Note that journal articles are most often longer and reserved for more mature work; I would expect that most people will be much closer to conference papers by the end of the semester. Note also that while you should write in the document format for your desired venue, you are welcome to take some liberties with the content of the paper, even if it distances your paper a bit from what the conference would like to see. For example, if you’re more interested in the start-up route than the research and academia route, then you may want the content to be more reminiscent of a business plan than a research paper. That’s completely fine — you should still use the document format of a conference or journal relevant to your work, but the content need not be targeted at that destination.

The primary goal of this assignment is to set you up to take the next step with your project, whether that be submitting it for publication, seeking research funding to continue work, or soliciting investors to turn it into a start-up business. A secondary goal is to give you a more thorough medium to share your work; as with the project presentations, with your permission, we’ll add your paper to the course library for future students to view.

Submission Instructions

Assignments should be submitted to the corresponding Milestone assignment on T-Square in accordance with the Assignment Submission Instructions. Most importantly, you should submit a single PDF for each assignment. If your assignment involves things (like videos, working software prototypes, etc.) that cannot be provided in PDF, you should provide them separately (either through the class Resources folder or your own upload destination) and submit a PDF that describes how to access the assignment.

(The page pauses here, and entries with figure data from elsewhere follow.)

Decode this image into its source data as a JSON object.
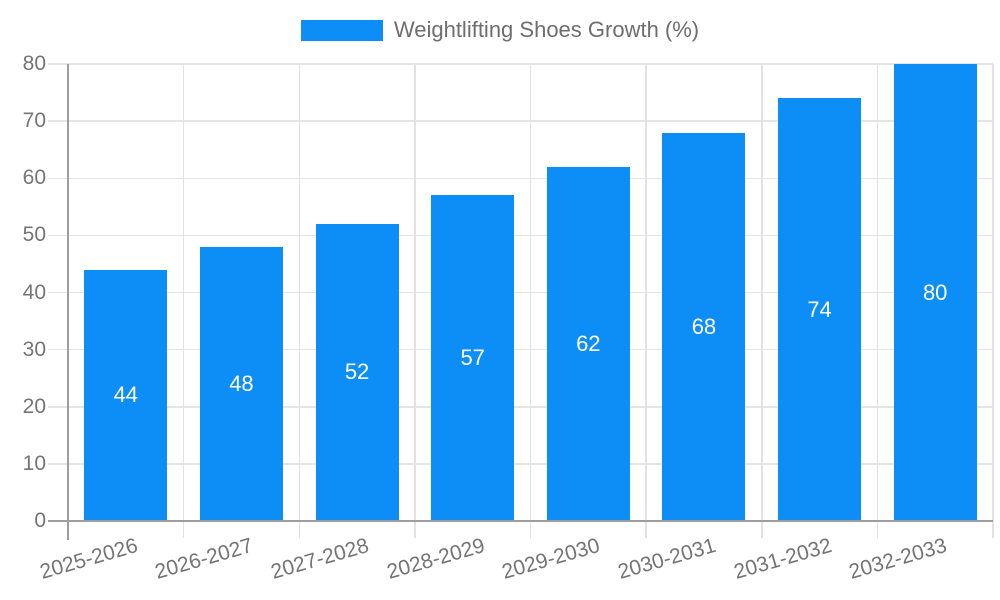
{
  "legend": {
    "label": "Weightlifting Shoes Growth (%)"
  },
  "chart_data": {
    "type": "bar",
    "title": "Weightlifting Shoes Growth (%)",
    "categories": [
      "2025-2026",
      "2026-2027",
      "2027-2028",
      "2028-2029",
      "2029-2030",
      "2030-2031",
      "2031-2032",
      "2032-2033"
    ],
    "values": [
      44,
      48,
      52,
      57,
      62,
      68,
      74,
      80
    ],
    "xlabel": "",
    "ylabel": "",
    "ylim": [
      0,
      80
    ],
    "ytick_step": 10,
    "ytick_labels": [
      "0",
      "10",
      "20",
      "30",
      "40",
      "50",
      "60",
      "70",
      "80"
    ],
    "grid": true,
    "legend_position": "top",
    "colors": {
      "bar": "#0d8ef7",
      "value_label": "#ffffff",
      "axis_line": "#9e9e9e",
      "gridline": "#e5e5e5",
      "tick_text": "#757575"
    }
  }
}
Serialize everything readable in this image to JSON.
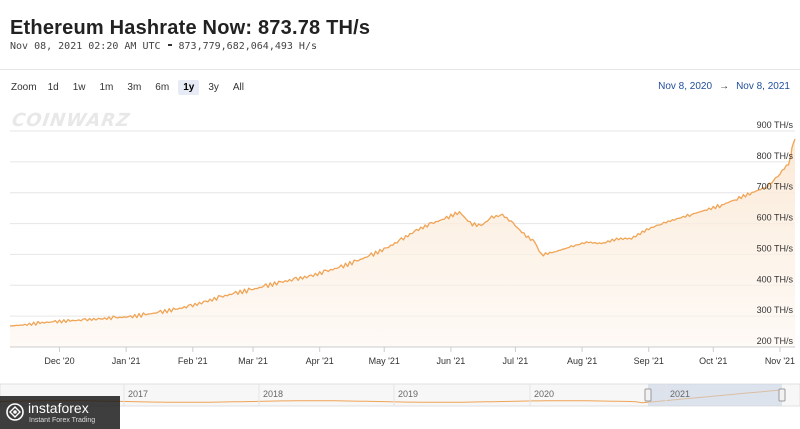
{
  "header": {
    "title": "Ethereum Hashrate Now: 873.78 TH/s",
    "timestamp": "Nov 08, 2021 02:20 AM UTC",
    "exact_hashrate": "873,779,682,064,493 H/s"
  },
  "toolbar": {
    "zoom_label": "Zoom",
    "buttons": [
      "1d",
      "1w",
      "1m",
      "3m",
      "6m",
      "1y",
      "3y",
      "All"
    ],
    "active": "1y",
    "range_from": "Nov 8, 2020",
    "range_arrow": "→",
    "range_to": "Nov 8, 2021"
  },
  "logo_text": "COINWARZ",
  "colors": {
    "line": "#f0a455",
    "fill": "#fdf1e5",
    "accent": "#1f4e9a",
    "navigator_mask": "#c9d3e6"
  },
  "chart_data": {
    "type": "area",
    "title": "Ethereum Hashrate Now: 873.78 TH/s",
    "ylabel": "",
    "xlabel": "",
    "y_unit": "TH/s",
    "ylim": [
      200,
      900
    ],
    "yticks": [
      200,
      300,
      400,
      500,
      600,
      700,
      800,
      900
    ],
    "ytick_labels": [
      "200 TH/s",
      "300 TH/s",
      "400 TH/s",
      "500 TH/s",
      "600 TH/s",
      "700 TH/s",
      "800 TH/s",
      "900 TH/s"
    ],
    "xlim": [
      "2020-11-08",
      "2021-11-08"
    ],
    "xticks": [
      {
        "date": "2020-12-01",
        "label": "Dec '20"
      },
      {
        "date": "2021-01-01",
        "label": "Jan '21"
      },
      {
        "date": "2021-02-01",
        "label": "Feb '21"
      },
      {
        "date": "2021-03-01",
        "label": "Mar '21"
      },
      {
        "date": "2021-04-01",
        "label": "Apr '21"
      },
      {
        "date": "2021-05-01",
        "label": "May '21"
      },
      {
        "date": "2021-06-01",
        "label": "Jun '21"
      },
      {
        "date": "2021-07-01",
        "label": "Jul '21"
      },
      {
        "date": "2021-08-01",
        "label": "Aug '21"
      },
      {
        "date": "2021-09-01",
        "label": "Sep '21"
      },
      {
        "date": "2021-10-01",
        "label": "Oct '21"
      },
      {
        "date": "2021-11-01",
        "label": "Nov '21"
      }
    ],
    "grid": true,
    "y_axis_side": "right",
    "series": [
      {
        "points": [
          [
            "2020-11-08",
            268
          ],
          [
            "2020-11-15",
            272
          ],
          [
            "2020-11-22",
            278
          ],
          [
            "2020-11-29",
            282
          ],
          [
            "2020-12-06",
            285
          ],
          [
            "2020-12-13",
            288
          ],
          [
            "2020-12-20",
            291
          ],
          [
            "2020-12-27",
            295
          ],
          [
            "2021-01-03",
            298
          ],
          [
            "2021-01-10",
            305
          ],
          [
            "2021-01-17",
            313
          ],
          [
            "2021-01-24",
            322
          ],
          [
            "2021-01-31",
            333
          ],
          [
            "2021-02-07",
            347
          ],
          [
            "2021-02-14",
            362
          ],
          [
            "2021-02-21",
            375
          ],
          [
            "2021-02-28",
            385
          ],
          [
            "2021-03-07",
            398
          ],
          [
            "2021-03-14",
            410
          ],
          [
            "2021-03-21",
            420
          ],
          [
            "2021-03-28",
            430
          ],
          [
            "2021-04-04",
            445
          ],
          [
            "2021-04-11",
            460
          ],
          [
            "2021-04-18",
            478
          ],
          [
            "2021-04-25",
            498
          ],
          [
            "2021-05-02",
            520
          ],
          [
            "2021-05-09",
            548
          ],
          [
            "2021-05-16",
            578
          ],
          [
            "2021-05-23",
            600
          ],
          [
            "2021-05-30",
            618
          ],
          [
            "2021-06-05",
            638
          ],
          [
            "2021-06-10",
            600
          ],
          [
            "2021-06-15",
            593
          ],
          [
            "2021-06-20",
            620
          ],
          [
            "2021-06-25",
            628
          ],
          [
            "2021-06-30",
            600
          ],
          [
            "2021-07-05",
            565
          ],
          [
            "2021-07-10",
            540
          ],
          [
            "2021-07-13",
            498
          ],
          [
            "2021-07-20",
            510
          ],
          [
            "2021-07-27",
            525
          ],
          [
            "2021-08-03",
            540
          ],
          [
            "2021-08-10",
            535
          ],
          [
            "2021-08-17",
            550
          ],
          [
            "2021-08-24",
            552
          ],
          [
            "2021-08-31",
            580
          ],
          [
            "2021-09-07",
            600
          ],
          [
            "2021-09-14",
            615
          ],
          [
            "2021-09-21",
            630
          ],
          [
            "2021-09-28",
            645
          ],
          [
            "2021-10-05",
            660
          ],
          [
            "2021-10-12",
            680
          ],
          [
            "2021-10-19",
            700
          ],
          [
            "2021-10-26",
            720
          ],
          [
            "2021-10-29",
            740
          ],
          [
            "2021-11-01",
            762
          ],
          [
            "2021-11-03",
            780
          ],
          [
            "2021-11-05",
            790
          ],
          [
            "2021-11-06",
            820
          ],
          [
            "2021-11-07",
            855
          ],
          [
            "2021-11-08",
            874
          ]
        ]
      }
    ],
    "navigator": {
      "year_labels": [
        "2017",
        "2018",
        "2019",
        "2020",
        "2021"
      ],
      "selected_range": [
        "2020-11-08",
        "2021-11-08"
      ]
    }
  },
  "watermark": {
    "name": "instaforex",
    "tagline": "Instant Forex Trading"
  }
}
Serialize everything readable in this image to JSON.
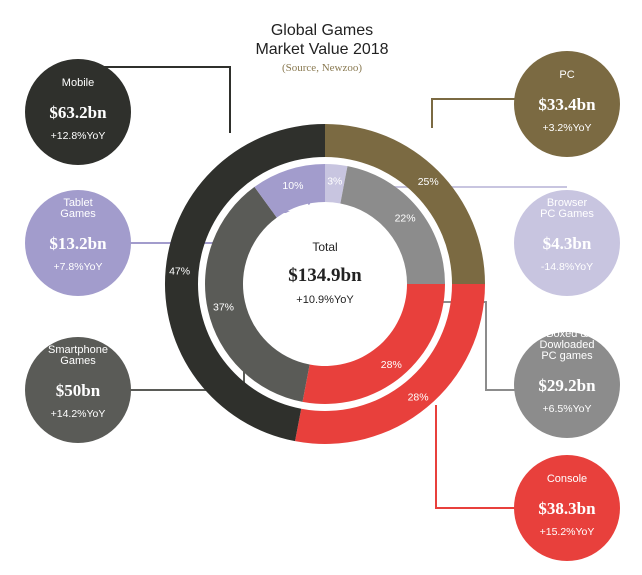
{
  "chart_data": {
    "type": "pie",
    "title_lines": [
      "Global Games",
      "Market Value 2018"
    ],
    "source": "(Source, Newzoo)",
    "total": {
      "label": "Total",
      "value": "$134.9bn",
      "yoy": "+10.9%YoY"
    },
    "outer_ring": [
      {
        "name": "Mobile",
        "value_label": "$63.2bn",
        "yoy": "+12.8%YoY",
        "percent": 47,
        "percent_label": "47%",
        "color": "#2f302c"
      },
      {
        "name": "PC",
        "value_label": "$33.4bn",
        "yoy": "+3.2%YoY",
        "percent": 25,
        "percent_label": "25%",
        "color": "#7b6a42"
      },
      {
        "name": "Console",
        "value_label": "$38.3bn",
        "yoy": "+15.2%YoY",
        "percent": 28,
        "percent_label": "28%",
        "color": "#e8403c"
      }
    ],
    "inner_ring": [
      {
        "name": "Tablet Games",
        "value_label": "$13.2bn",
        "yoy": "+7.8%YoY",
        "percent": 10,
        "percent_label": "10%",
        "color": "#a29ccc"
      },
      {
        "name": "Browser PC Games",
        "value_label": "$4.3bn",
        "yoy": "-14.8%YoY",
        "percent": 3,
        "percent_label": "3%",
        "color": "#c8c5e0"
      },
      {
        "name": "Boxed & Dowloaded PC games",
        "value_label": "$29.2bn",
        "yoy": "+6.5%YoY",
        "percent": 22,
        "percent_label": "22%",
        "color": "#8c8c8c"
      },
      {
        "name": "Console",
        "value_label": "$38.3bn",
        "yoy": "+15.2%YoY",
        "percent": 28,
        "percent_label": "28%",
        "color": "#e8403c"
      },
      {
        "name": "Smartphone Games",
        "value_label": "$50bn",
        "yoy": "+14.2%YoY",
        "percent": 37,
        "percent_label": "37%",
        "color": "#5a5b57"
      }
    ],
    "callouts": [
      {
        "ref": "Mobile",
        "name_lines": [
          "Mobile"
        ],
        "value": "$63.2bn",
        "yoy": "+12.8%YoY",
        "color": "#2f302c"
      },
      {
        "ref": "Tablet Games",
        "name_lines": [
          "Tablet",
          "Games"
        ],
        "value": "$13.2bn",
        "yoy": "+7.8%YoY",
        "color": "#a29ccc"
      },
      {
        "ref": "Smartphone Games",
        "name_lines": [
          "Smartphone",
          "Games"
        ],
        "value": "$50bn",
        "yoy": "+14.2%YoY",
        "color": "#5a5b57"
      },
      {
        "ref": "PC",
        "name_lines": [
          "PC"
        ],
        "value": "$33.4bn",
        "yoy": "+3.2%YoY",
        "color": "#7b6a42"
      },
      {
        "ref": "Browser PC Games",
        "name_lines": [
          "Browser",
          "PC Games"
        ],
        "value": "$4.3bn",
        "yoy": "-14.8%YoY",
        "color": "#c8c5e0"
      },
      {
        "ref": "Boxed & Dowloaded PC games",
        "name_lines": [
          "Boxed &",
          "Dowloaded",
          "PC games"
        ],
        "value": "$29.2bn",
        "yoy": "+6.5%YoY",
        "color": "#8c8c8c"
      },
      {
        "ref": "Console",
        "name_lines": [
          "Console"
        ],
        "value": "$38.3bn",
        "yoy": "+15.2%YoY",
        "color": "#e8403c"
      }
    ]
  }
}
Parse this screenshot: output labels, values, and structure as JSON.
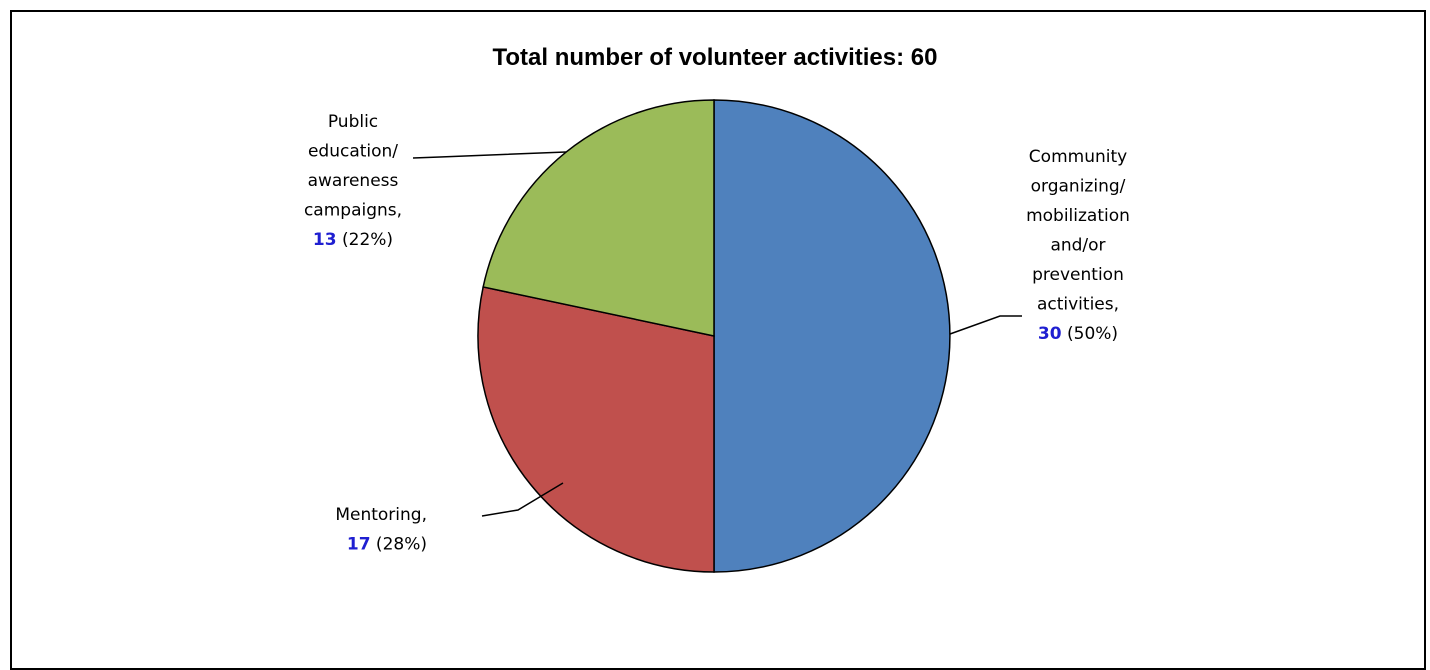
{
  "chart_data": {
    "type": "pie",
    "title": "Total number of volunteer activities: 60",
    "slices": [
      {
        "label_lines": [
          "Community",
          "organizing/",
          "mobilization",
          "and/or",
          "prevention",
          "activities,"
        ],
        "value": 30,
        "percent_text": "(50%)",
        "color": "#4f81bd"
      },
      {
        "label_lines": [
          "Mentoring,"
        ],
        "value": 17,
        "percent_text": "(28%)",
        "color": "#c0504d"
      },
      {
        "label_lines": [
          "Public",
          "education/",
          "awareness",
          "campaigns,"
        ],
        "value": 13,
        "percent_text": "(22%)",
        "color": "#9bbb59"
      }
    ]
  }
}
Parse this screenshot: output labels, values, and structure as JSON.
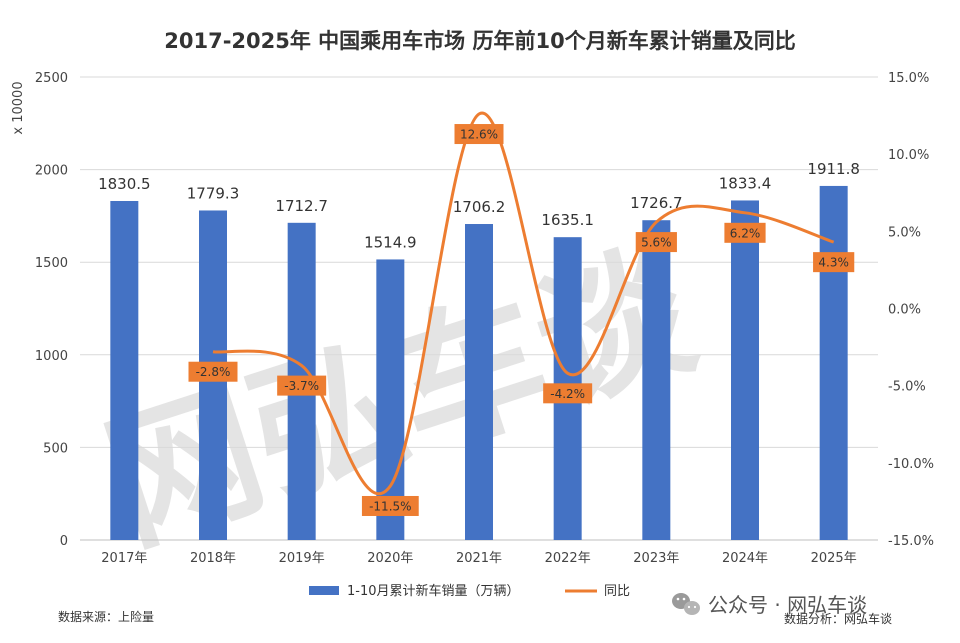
{
  "chart_data": {
    "type": "bar+line",
    "title": "2017-2025年 中国乘用车市场 历年前10个月新车累计销量及同比",
    "y_unit_label": "x 10000",
    "categories": [
      "2017年",
      "2018年",
      "2019年",
      "2020年",
      "2021年",
      "2022年",
      "2023年",
      "2024年",
      "2025年"
    ],
    "bar_series": {
      "name": "1-10月累计新车销量（万辆）",
      "values": [
        1830.5,
        1779.3,
        1712.7,
        1514.9,
        1706.2,
        1635.1,
        1726.7,
        1833.4,
        1911.8
      ],
      "value_labels": [
        "1830.5",
        "1779.3",
        "1712.7",
        "1514.9",
        "1706.2",
        "1635.1",
        "1726.7",
        "1833.4",
        "1911.8"
      ],
      "color": "#4472C4"
    },
    "line_series": {
      "name": "同比",
      "values": [
        null,
        -2.8,
        -3.7,
        -11.5,
        12.6,
        -4.2,
        5.6,
        6.2,
        4.3
      ],
      "value_labels": [
        "",
        "-2.8%",
        "-3.7%",
        "-11.5%",
        "12.6%",
        "-4.2%",
        "5.6%",
        "6.2%",
        "4.3%"
      ],
      "color": "#ED7D31"
    },
    "y_left": {
      "min": 0,
      "max": 2500,
      "ticks": [
        0,
        500,
        1000,
        1500,
        2000,
        2500
      ],
      "tick_labels": [
        "0",
        "500",
        "1000",
        "1500",
        "2000",
        "2500"
      ]
    },
    "y_right": {
      "min": -15,
      "max": 15,
      "ticks": [
        -15,
        -10,
        -5,
        0,
        5,
        10,
        15
      ],
      "tick_labels": [
        "-15.0%",
        "-10.0%",
        "-5.0%",
        "0.0%",
        "5.0%",
        "10.0%",
        "15.0%"
      ]
    },
    "grid": true,
    "legend_position": "bottom"
  },
  "footer": {
    "source": "数据来源：上险量",
    "analysis": "数据分析：网弘车谈",
    "wechat_badge": "公众号 · 网弘车谈"
  },
  "watermark": "网弘车谈",
  "colors": {
    "bar": "#4472C4",
    "line": "#ED7D31",
    "grid": "#d9d9d9"
  },
  "icons": {
    "wechat": "wechat-icon"
  }
}
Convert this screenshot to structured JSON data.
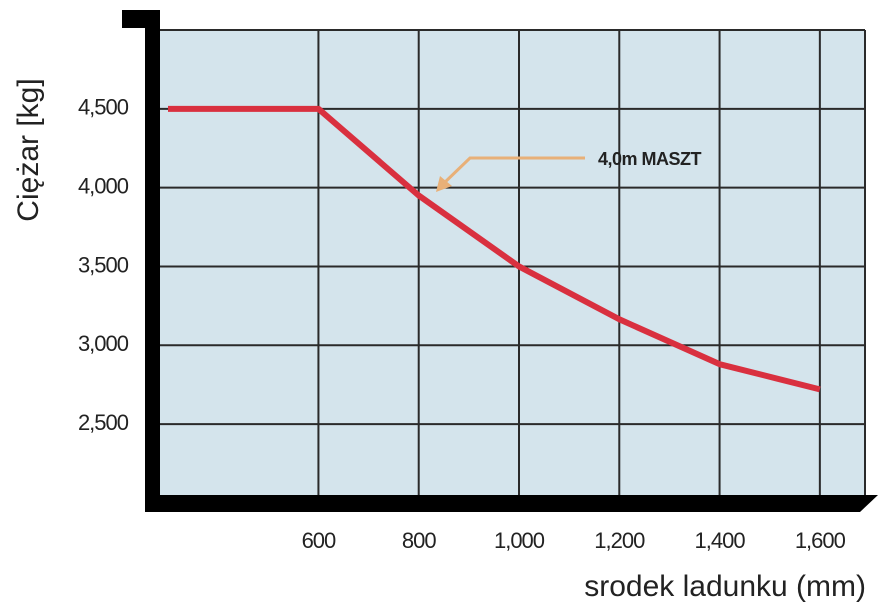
{
  "chart_data": {
    "type": "line",
    "x": [
      300,
      600,
      800,
      1000,
      1200,
      1400,
      1600
    ],
    "values": [
      4500,
      4500,
      3950,
      3500,
      3165,
      2880,
      2720
    ],
    "color": "#d9303f",
    "xlim": [
      300,
      1700
    ],
    "xticks": [
      600,
      800,
      {
        "value": 1000,
        "label": "1,000"
      },
      {
        "value": 1200,
        "label": "1,200"
      },
      {
        "value": 1400,
        "label": "1,400"
      },
      {
        "value": 1600,
        "label": "1,600"
      }
    ],
    "ylim": [
      2050,
      5000
    ],
    "yticks": [
      {
        "value": 2500,
        "label": "2,500"
      },
      {
        "value": 3000,
        "label": "3,000"
      },
      {
        "value": 3500,
        "label": "3,500"
      },
      {
        "value": 4000,
        "label": "4,000"
      },
      {
        "value": 4500,
        "label": "4,500"
      }
    ],
    "grid": true,
    "xlabel": "srodek ladunku (mm)",
    "ylabel": "Ciężar [kg]",
    "annotation": "4,0m MASZT"
  }
}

If you are working on your project on a team, only one person needs to submit this assignment. Make sure to coordinate who is submitting it, however.

Late work is not accepted without advanced agreement except in cases of medical or family emergencies. In the case of an emergency, please contact the Dean of Students.

Grading Information

As with all assignments in this class, each milestone will be graded on a traditional A-F scale based on the extent to which your deliverable met expectations. For the project presentation, weaknesses in your project itself will not be held against your paper, but your paper ought to still meet expectations: it should report on the motivation behind your work, the actual work you performed, and the results of your work. The paper is, in many ways, a more comprehensive version of the presentation. Due to T-Square restrictions, your grade will be provided on a 5-point scale: a ‘5’ is an A, a ‘4’ is a B, a ‘3’ is a C, a ‘2’ is a D, a ‘1’ is an F, and a ‘0’ is a failure-to-submit.